Appellant was being tried for an offense which was in no way connected with the criminal case in which he became a witness on the promise of immunity. There is high authority for the proposition that, even if the present case had arisen, and the indictment been found, in Baltimore City, within the jurisdiction of the state's attorney who is alleged to have promised immunity as to all crimes which defendant had then committed as an inducement to him to testify in a particular case about to be tried in Baltimore City, such promise would have been without authority or effect so far as it was intended to protect the defendant from prosecution in the present case. See 24 L.R.A. (N.S.) p. 441, note. But that is a proposition which we are not required to pass on.
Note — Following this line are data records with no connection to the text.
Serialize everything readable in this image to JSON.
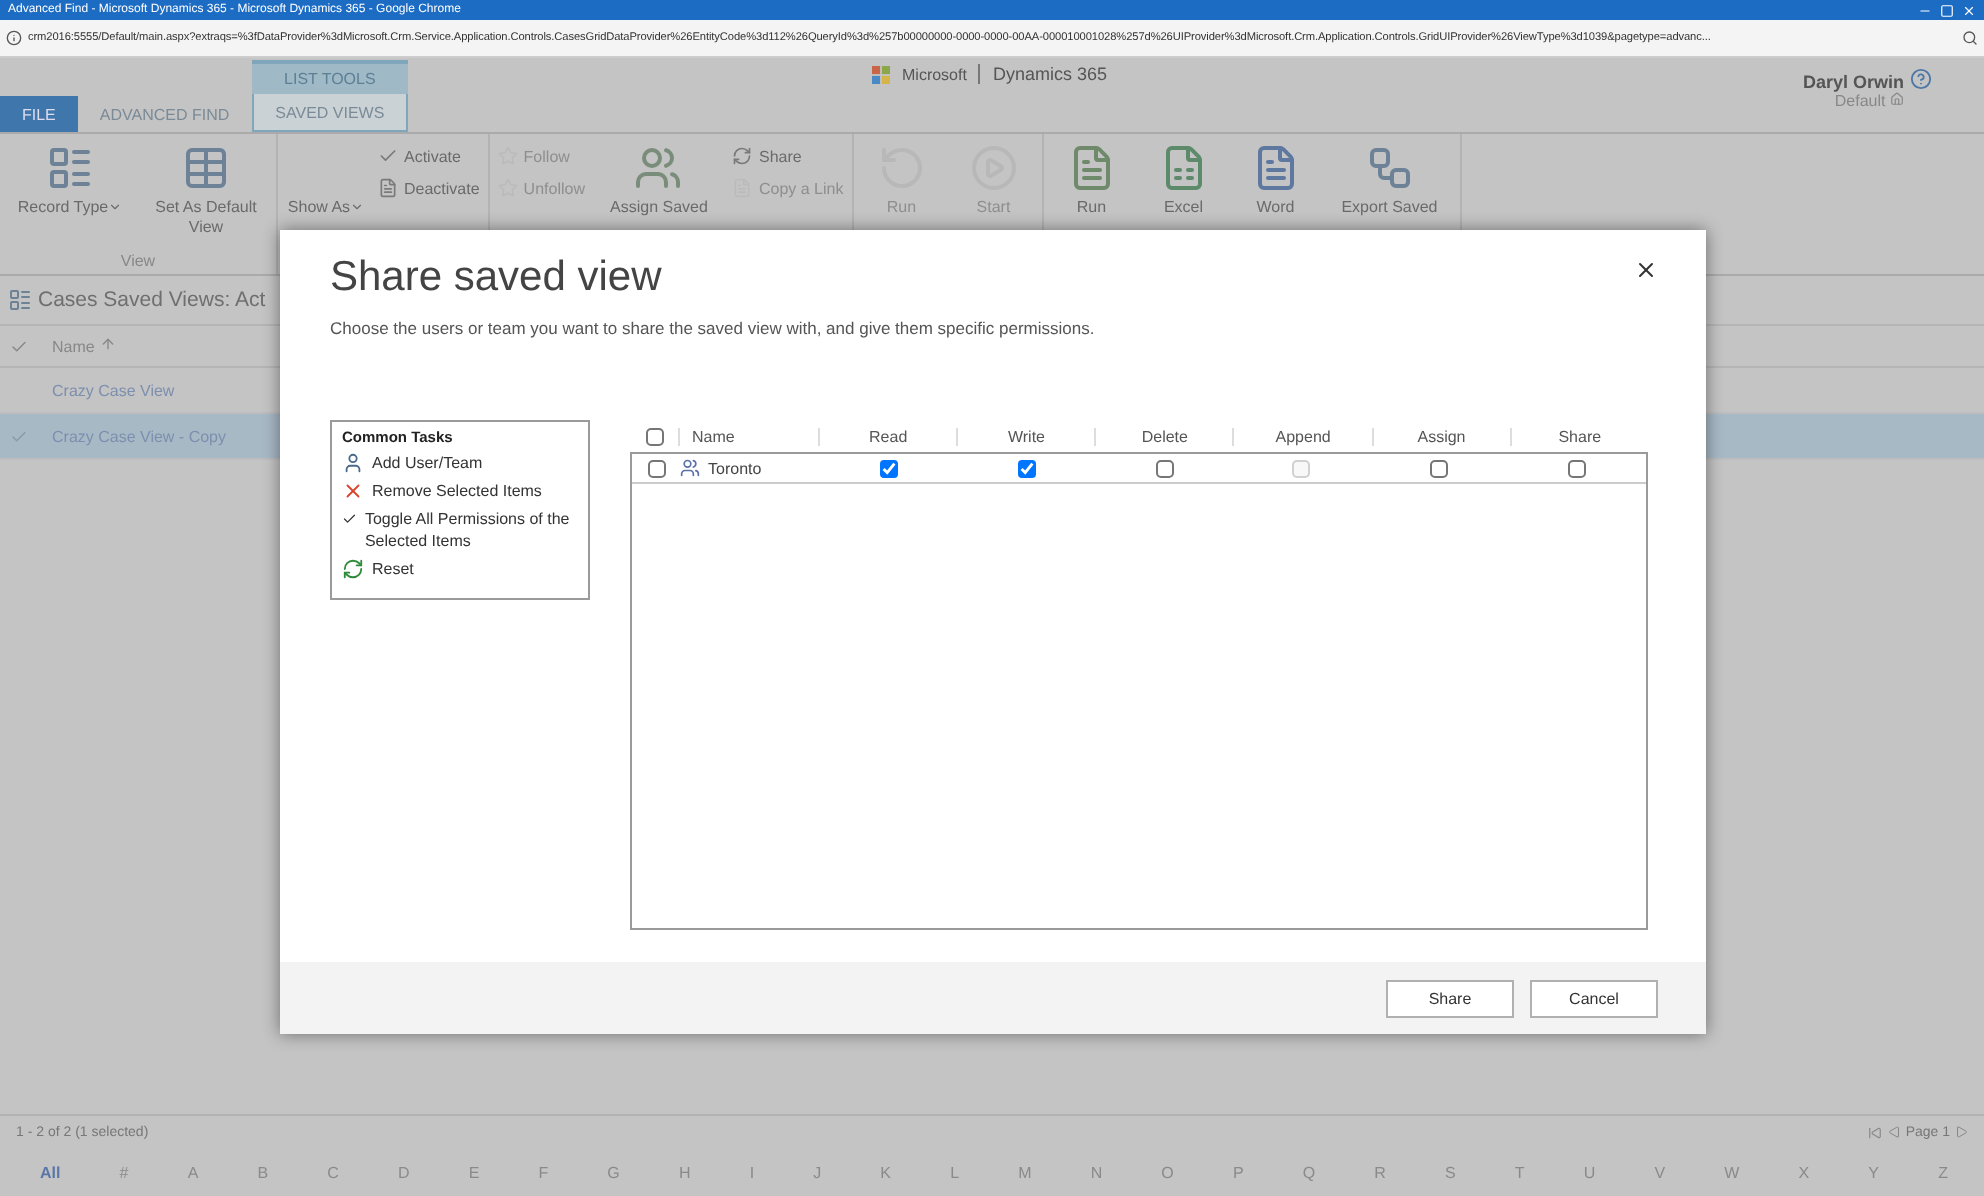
{
  "browser": {
    "title": "Advanced Find - Microsoft Dynamics 365 - Microsoft Dynamics 365 - Google Chrome",
    "url": "crm2016:5555/Default/main.aspx?extraqs=%3fDataProvider%3dMicrosoft.Crm.Service.Application.Controls.CasesGridDataProvider%26EntityCode%3d112%26QueryId%3d%257b00000000-0000-0000-00AA-000010001028%257d%26UIProvider%3dMicrosoft.Crm.Application.Controls.GridUIProvider%26ViewType%3d1039&pagetype=advanc..."
  },
  "header": {
    "context_tab": "LIST TOOLS",
    "tabs": [
      {
        "label": "FILE",
        "kind": "file",
        "selected": false
      },
      {
        "label": "ADVANCED FIND",
        "kind": "tab",
        "selected": false
      },
      {
        "label": "SAVED VIEWS",
        "kind": "tab",
        "selected": true
      }
    ],
    "brand": "Microsoft",
    "product": "Dynamics 365",
    "user": "Daryl Orwin",
    "org": "Default"
  },
  "ribbon": [
    {
      "label": "View",
      "items": [
        {
          "kind": "large",
          "label": "Record Type",
          "dropdown": true,
          "disabled": false
        },
        {
          "kind": "large",
          "label": "Set As Default View",
          "dropdown": false,
          "disabled": false
        }
      ]
    },
    {
      "items": [
        {
          "kind": "large",
          "label": "Show As",
          "dropdown": true,
          "disabled": false
        },
        {
          "kind": "stack",
          "items": [
            {
              "label": "Activate",
              "disabled": false
            },
            {
              "label": "Deactivate",
              "disabled": false
            }
          ]
        }
      ]
    },
    {
      "items": [
        {
          "kind": "stack",
          "items": [
            {
              "label": "Follow",
              "disabled": true
            },
            {
              "label": "Unfollow",
              "disabled": true
            }
          ]
        },
        {
          "kind": "large",
          "label": "Assign Saved",
          "dropdown": false,
          "disabled": false
        },
        {
          "kind": "stack",
          "items": [
            {
              "label": "Share",
              "disabled": false
            },
            {
              "label": "Copy a Link",
              "disabled": true
            }
          ]
        }
      ]
    },
    {
      "items": [
        {
          "kind": "large",
          "label": "Run",
          "dropdown": false,
          "disabled": true
        },
        {
          "kind": "large",
          "label": "Start",
          "dropdown": false,
          "disabled": true
        }
      ]
    },
    {
      "items": [
        {
          "kind": "large",
          "label": "Run",
          "dropdown": false,
          "disabled": false
        },
        {
          "kind": "large",
          "label": "Excel",
          "dropdown": false,
          "disabled": false
        },
        {
          "kind": "large",
          "label": "Word",
          "dropdown": false,
          "disabled": false
        },
        {
          "kind": "large",
          "label": "Export Saved",
          "dropdown": false,
          "disabled": false
        }
      ]
    }
  ],
  "list": {
    "title": "Cases Saved Views: Act",
    "column": "Name",
    "rows": [
      {
        "name": "Crazy Case View",
        "selected": false
      },
      {
        "name": "Crazy Case View - Copy",
        "selected": true
      }
    ],
    "status": "1 - 2 of 2 (1 selected)",
    "page": "Page 1",
    "letters": [
      {
        "label": "All",
        "selected": true
      },
      {
        "label": "#",
        "selected": false
      },
      {
        "label": "A",
        "selected": false
      },
      {
        "label": "B",
        "selected": false
      },
      {
        "label": "C",
        "selected": false
      },
      {
        "label": "D",
        "selected": false
      },
      {
        "label": "E",
        "selected": false
      },
      {
        "label": "F",
        "selected": false
      },
      {
        "label": "G",
        "selected": false
      },
      {
        "label": "H",
        "selected": false
      },
      {
        "label": "I",
        "selected": false
      },
      {
        "label": "J",
        "selected": false
      },
      {
        "label": "K",
        "selected": false
      },
      {
        "label": "L",
        "selected": false
      },
      {
        "label": "M",
        "selected": false
      },
      {
        "label": "N",
        "selected": false
      },
      {
        "label": "O",
        "selected": false
      },
      {
        "label": "P",
        "selected": false
      },
      {
        "label": "Q",
        "selected": false
      },
      {
        "label": "R",
        "selected": false
      },
      {
        "label": "S",
        "selected": false
      },
      {
        "label": "T",
        "selected": false
      },
      {
        "label": "U",
        "selected": false
      },
      {
        "label": "V",
        "selected": false
      },
      {
        "label": "W",
        "selected": false
      },
      {
        "label": "X",
        "selected": false
      },
      {
        "label": "Y",
        "selected": false
      },
      {
        "label": "Z",
        "selected": false
      }
    ]
  },
  "dialog": {
    "title": "Share saved view",
    "subtitle": "Choose the users or team you want to share the saved view with, and give them specific permissions.",
    "tasks_title": "Common Tasks",
    "tasks": [
      {
        "kind": "user",
        "label": "Add User/Team"
      },
      {
        "kind": "remove",
        "label": "Remove Selected Items"
      },
      {
        "kind": "toggle",
        "label": "Toggle All Permissions of the Selected Items"
      },
      {
        "kind": "reset",
        "label": "Reset"
      }
    ],
    "columns": [
      "Name",
      "Read",
      "Write",
      "Delete",
      "Append",
      "Assign",
      "Share"
    ],
    "select_all": false,
    "rows": [
      {
        "name": "Toronto",
        "kind": "team",
        "selected": false,
        "permissions": [
          {
            "checked": true,
            "disabled": false
          },
          {
            "checked": true,
            "disabled": false
          },
          {
            "checked": false,
            "disabled": false
          },
          {
            "checked": false,
            "disabled": true
          },
          {
            "checked": false,
            "disabled": false
          },
          {
            "checked": false,
            "disabled": false
          }
        ]
      }
    ],
    "buttons": [
      "Share",
      "Cancel"
    ]
  }
}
Here it is sought to bind state's attorneys in all other jurisdictions of the State as to crimes which may have been committed within their respective jurisdictions, but entirely beyond the jurisdiction of the State's Attorney for Baltimore *Page 80 City, by an alleged promise of immunity by the State's Attorney for Baltimore City as to such extra-jurisdictional crimes.

It does not require either argument or citation of authority to refute such a proposition. If immunity could be given in this way, a dishonest official could, corruptly, and an honest one, unwittingly, release from prosecution a man guilty of murder or rape in any part of the State, as an inducement to testify against an accomplice in a larceny case entirely unconnected with the more serious crime.

Mr. Leach was and is State's Attorney in and for Baltimore City, and a very able and zealous one, but he had not the authority of the State as a prosecuting officer, outside of his own jurisdiction (except in matters originating therein), either to speak or act for the State.